Example: Traffic Speed. Everyone always exceed the speed limit on highways. Why do we still have the limit? Like, either enforce it, or remove it. This stuff doesn’t make sense at all.
Example: Traffic Speed. Everyone always exceed the speed limit on highways. Why do we still have the limit? Like, either enforce it, or remove it. This stuff doesn’t make sense at all.
You’re not expected to break them. For your example, you’re not supposed to go over the speed limit. And it is, in fact, extremely easy to do so. Most people are fine with it. And, no, it’s not impossible to do so. There is nothing forcing you to go faster for little to no gain and increased risk for you and other.
You expecting to go over tells something about you.
Practically no one actually drives at or below the speed limit in the US, especially on freeways. Whether or not you personally like this doesn’t matter – it’s just how it is.
You’re welcome to try it, but speeding is so pervasive in our culture that this will single you out and Ruggedly Individualistic Americans will get frothingly butthurt at you over it. Prepare to get tailgated, cut off, bullied out of your lane, stuff thrown at your car, etc.
I haven’t driven over the speed limit in a decade in the US and have anecdotally never experienced the behavior you’re describing.
It’s not just a matter of others getting butthurt. It’s actively dangerous to be driving at a different speed from the rest of traffic, regardless of whether you’re going faster or slower.
If that’s true, then it would be a good idea to have everybody converge on a particular speed. It doesn’t seem practical to negotiate that speed amongst a constantly-changing set of drivers, it probably needs to be chosen in advance.
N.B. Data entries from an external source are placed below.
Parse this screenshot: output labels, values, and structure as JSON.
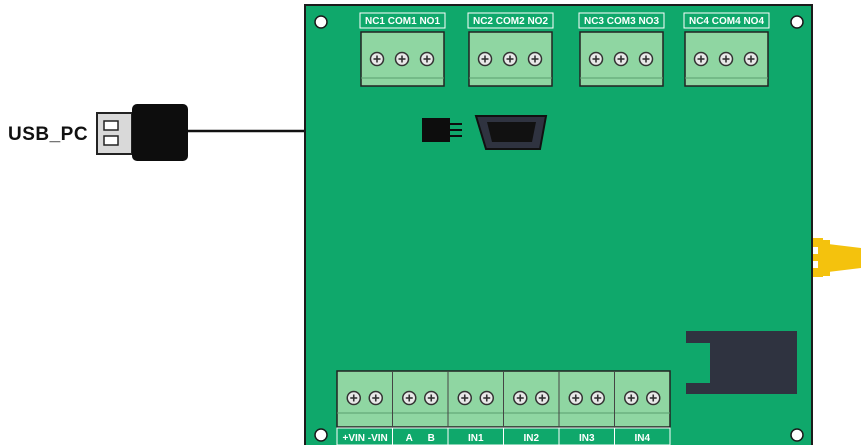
{
  "usb_label": "USB_PC",
  "relay_groups": [
    [
      "NC1",
      "COM1",
      "NO1"
    ],
    [
      "NC2",
      "COM2",
      "NO2"
    ],
    [
      "NC3",
      "COM3",
      "NO3"
    ],
    [
      "NC4",
      "COM4",
      "NO4"
    ]
  ],
  "bottom_labels": [
    "+VIN",
    "-VIN",
    "A",
    "B",
    "IN1",
    "IN2",
    "IN3",
    "IN4"
  ],
  "colors": {
    "board": "#0fa86b",
    "board_outline": "#1b1b1b",
    "terminal": "#8fd6a2",
    "label_text": "#ffffff",
    "antenna": "#f4c20d",
    "sim_block": "#2f3340"
  }
}
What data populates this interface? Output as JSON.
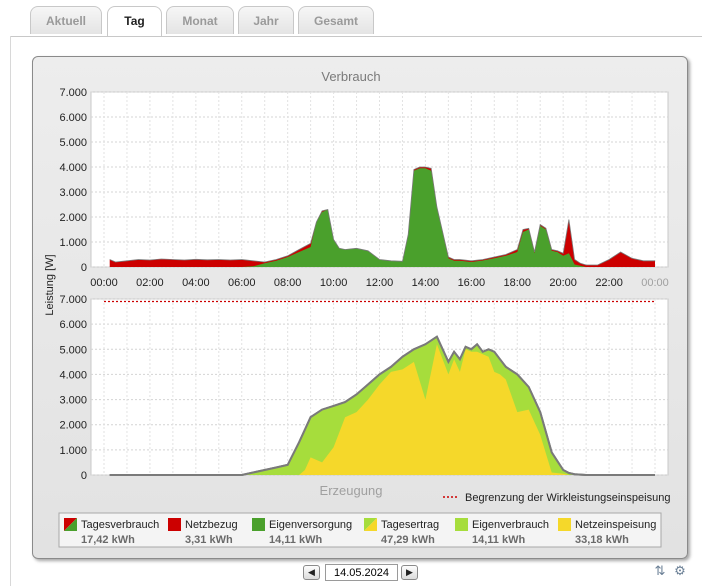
{
  "tabs": [
    "Aktuell",
    "Tag",
    "Monat",
    "Jahr",
    "Gesamt"
  ],
  "active_tab": "Tag",
  "chart_data": [
    {
      "type": "area",
      "title": "Verbrauch",
      "ylabel": "Leistung [W]",
      "ylim": [
        0,
        7000
      ],
      "yticks": [
        "0",
        "1.000",
        "2.000",
        "3.000",
        "4.000",
        "5.000",
        "6.000",
        "7.000"
      ],
      "xticks": [
        "00:00",
        "02:00",
        "04:00",
        "06:00",
        "08:00",
        "10:00",
        "12:00",
        "14:00",
        "16:00",
        "18:00",
        "20:00",
        "22:00",
        "00:00"
      ],
      "x": [
        0.25,
        0.5,
        1,
        1.5,
        2,
        2.5,
        3,
        3.5,
        4,
        4.5,
        5,
        5.5,
        6,
        6.5,
        7,
        7.5,
        8,
        8.5,
        9,
        9.25,
        9.5,
        9.75,
        10,
        10.25,
        10.5,
        11,
        11.5,
        12,
        12.5,
        13,
        13.25,
        13.5,
        13.75,
        14,
        14.25,
        14.5,
        15,
        15.25,
        15.5,
        16,
        16.5,
        17,
        17.5,
        18,
        18.25,
        18.5,
        18.75,
        19,
        19.25,
        19.5,
        19.75,
        20,
        20.25,
        20.5,
        20.75,
        21,
        21.5,
        22,
        22.5,
        23,
        23.5,
        24
      ],
      "series": [
        {
          "name": "Tagesverbrauch",
          "color": "#cc0000",
          "values": [
            300,
            200,
            250,
            300,
            280,
            320,
            300,
            280,
            310,
            290,
            300,
            280,
            300,
            250,
            200,
            300,
            450,
            700,
            950,
            1800,
            2250,
            2300,
            1100,
            750,
            700,
            750,
            650,
            300,
            250,
            230,
            1300,
            3900,
            4000,
            4000,
            3950,
            2400,
            400,
            300,
            300,
            250,
            300,
            400,
            500,
            700,
            1500,
            1550,
            600,
            1700,
            1550,
            700,
            650,
            550,
            1900,
            300,
            150,
            80,
            80,
            300,
            600,
            350,
            250,
            250
          ]
        },
        {
          "name": "Eigenversorgung",
          "color": "#4aa02c",
          "values": [
            0,
            0,
            0,
            0,
            0,
            0,
            0,
            0,
            0,
            0,
            0,
            0,
            0,
            30,
            150,
            250,
            400,
            600,
            800,
            1800,
            2200,
            2300,
            1100,
            750,
            700,
            750,
            650,
            300,
            250,
            230,
            1300,
            3850,
            3950,
            3950,
            3850,
            2400,
            350,
            250,
            250,
            200,
            260,
            350,
            450,
            600,
            1400,
            1500,
            550,
            1650,
            1500,
            650,
            600,
            450,
            550,
            100,
            50,
            0,
            0,
            0,
            0,
            0,
            0,
            0
          ]
        }
      ],
      "legend": [
        {
          "label": "Tagesverbrauch",
          "value": "17,42 kWh",
          "swatch": "split",
          "colors": [
            "#cc0000",
            "#4aa02c"
          ]
        },
        {
          "label": "Netzbezug",
          "value": "3,31 kWh",
          "swatch": "solid",
          "colors": [
            "#cc0000"
          ]
        },
        {
          "label": "Eigenversorgung",
          "value": "14,11 kWh",
          "swatch": "solid",
          "colors": [
            "#4aa02c"
          ]
        }
      ]
    },
    {
      "type": "area",
      "title": "Erzeugung",
      "ylim": [
        0,
        7000
      ],
      "yticks": [
        "0",
        "1.000",
        "2.000",
        "3.000",
        "4.000",
        "5.000",
        "6.000",
        "7.000"
      ],
      "limit_line": {
        "label": "Begrenzung der Wirkleistungseinspeisung",
        "value": 6900,
        "color": "#cc0000"
      },
      "x": [
        0.25,
        1,
        2,
        3,
        4,
        5,
        6,
        6.5,
        7,
        7.5,
        8,
        8.5,
        8.75,
        9,
        9.5,
        10,
        10.5,
        11,
        11.5,
        12,
        12.5,
        13,
        13.5,
        14,
        14.5,
        15,
        15.25,
        15.5,
        15.75,
        16,
        16.25,
        16.5,
        16.75,
        17,
        17.25,
        17.5,
        18,
        18.5,
        19,
        19.5,
        20,
        20.25,
        20.5,
        21,
        21.5,
        22,
        23,
        24
      ],
      "series": [
        {
          "name": "Tagesertrag",
          "color": "#7a7a7a",
          "values": [
            0,
            0,
            0,
            0,
            0,
            0,
            0,
            100,
            200,
            300,
            400,
            1300,
            1800,
            2300,
            2600,
            2750,
            2900,
            3200,
            3600,
            4000,
            4300,
            4700,
            5000,
            5200,
            5500,
            4500,
            4900,
            4600,
            5100,
            5000,
            5200,
            4900,
            5000,
            4900,
            4600,
            4300,
            4000,
            3500,
            2500,
            900,
            200,
            80,
            30,
            0,
            0,
            0,
            0,
            0
          ]
        },
        {
          "name": "Eigenverbrauch",
          "color": "#a6dd3c",
          "values": [
            0,
            0,
            0,
            0,
            0,
            0,
            0,
            100,
            200,
            300,
            400,
            1300,
            1800,
            2300,
            2600,
            2750,
            2900,
            3200,
            3600,
            4000,
            4300,
            4700,
            5000,
            5200,
            5500,
            4500,
            4900,
            4600,
            5100,
            5000,
            5200,
            4900,
            5000,
            4900,
            4600,
            4300,
            4000,
            3500,
            2500,
            900,
            200,
            80,
            30,
            0,
            0,
            0,
            0,
            0
          ]
        },
        {
          "name": "Netzeinspeisung",
          "color": "#f5d82a",
          "values": [
            0,
            0,
            0,
            0,
            0,
            0,
            0,
            0,
            0,
            0,
            0,
            0,
            200,
            700,
            500,
            1100,
            2300,
            2500,
            3000,
            3600,
            4100,
            4200,
            4500,
            3000,
            5200,
            4000,
            4600,
            4100,
            5000,
            4900,
            4900,
            4800,
            4700,
            4100,
            4000,
            3800,
            2500,
            2600,
            1600,
            100,
            50,
            0,
            0,
            0,
            0,
            0,
            0,
            0
          ]
        }
      ],
      "legend": [
        {
          "label": "Tagesertrag",
          "value": "47,29 kWh",
          "swatch": "split",
          "colors": [
            "#a6dd3c",
            "#f5d82a"
          ]
        },
        {
          "label": "Eigenverbrauch",
          "value": "14,11 kWh",
          "swatch": "solid",
          "colors": [
            "#a6dd3c"
          ]
        },
        {
          "label": "Netzeinspeisung",
          "value": "33,18 kWh",
          "swatch": "solid",
          "colors": [
            "#f5d82a"
          ]
        }
      ]
    }
  ],
  "date_nav": {
    "date": "14.05.2024",
    "prev_icon": "arrow-left-icon",
    "next_icon": "arrow-right-icon"
  },
  "corner_icons": [
    "sort-icon",
    "settings-icon"
  ]
}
That seems like a natural function of government, to choose the consensus speed through a process designed to represent everybody in the community.
To communicate to drivers entering the roadway this consensus speed which everybody must travel at—for safety—the government could, say, post it on signs located along the roadside.
But that’s probably just a ridiculous fantasy. How then should all drivers negotiate the consensus speed to ensure safety?
No negotiation is needed. As long as everyone agrees to follow everyone else (i.e. no one tries to overtake and you keep a constant gap with the car in front of you), then everything will naturally fall into place.
I remember a young college aged guy got shot in the head for beeping his horn at someone. Happened a few years sgo.
It sounds like you’re proud of your culture of not giving a crap about rules set to improve safety for everyone. On that account, I agree that we’ll never see eye to eye about this.
What part of what I wrote expressed that I was “proud” of it?
I’m just telling you how people behave. I don’t have any control over anybody but myself. For what it’s worth, I’m probably one of the six people in this damn country who doesn’t drive like a nut.
I don’t drive, but every time I’m in my parent’s car, they drive the speed limit, then I see cars flying by on the highway, and I’m like wtf.
I double check the spedometer, it points at just below 60, the sign says speed limit is 60. How is everyone going so fast. They must be speeding.
Not just one or 2 cars. Like almost every car.
Edit: This is in the USA, the Interstate-95 / PA-NJ Turnpike btw.
Textbook case of a cognitive bias. If you’re going the speed limit, every car that passes you is speeding. You don’t see all the other cars doing the speed limit.
Because you don’t see the cars going the same speed as you. If everyone on the interstate was going 60 you would only ever see the 10 cars near you. But 10 people going 70 could pass 100 cars. Each of those drivers would see 10 cars going 60 and 10 cars going 70. Despite the fact that less than 10% of the cars were speeding.
For what it’s worth, the I-95 corridor from about Richmond to Boston, particularly the DC-Balitmore-Philly-NYC part, is probably one of the worst stretches of highway in the country for generalized insanity and phenomenally poor driving skills on display from everyone involved. It is easily my most hated patch of asphalt in the universe.
A small but measurable improvement would be made to the world instantly if every person in DC and Baltimore had their licenses revoked. Although if experience is any judge, that still wouldn’t prevent any of them from still all being on 95, three inches from the car in front and raging over “only” being able to do 80 in a 55.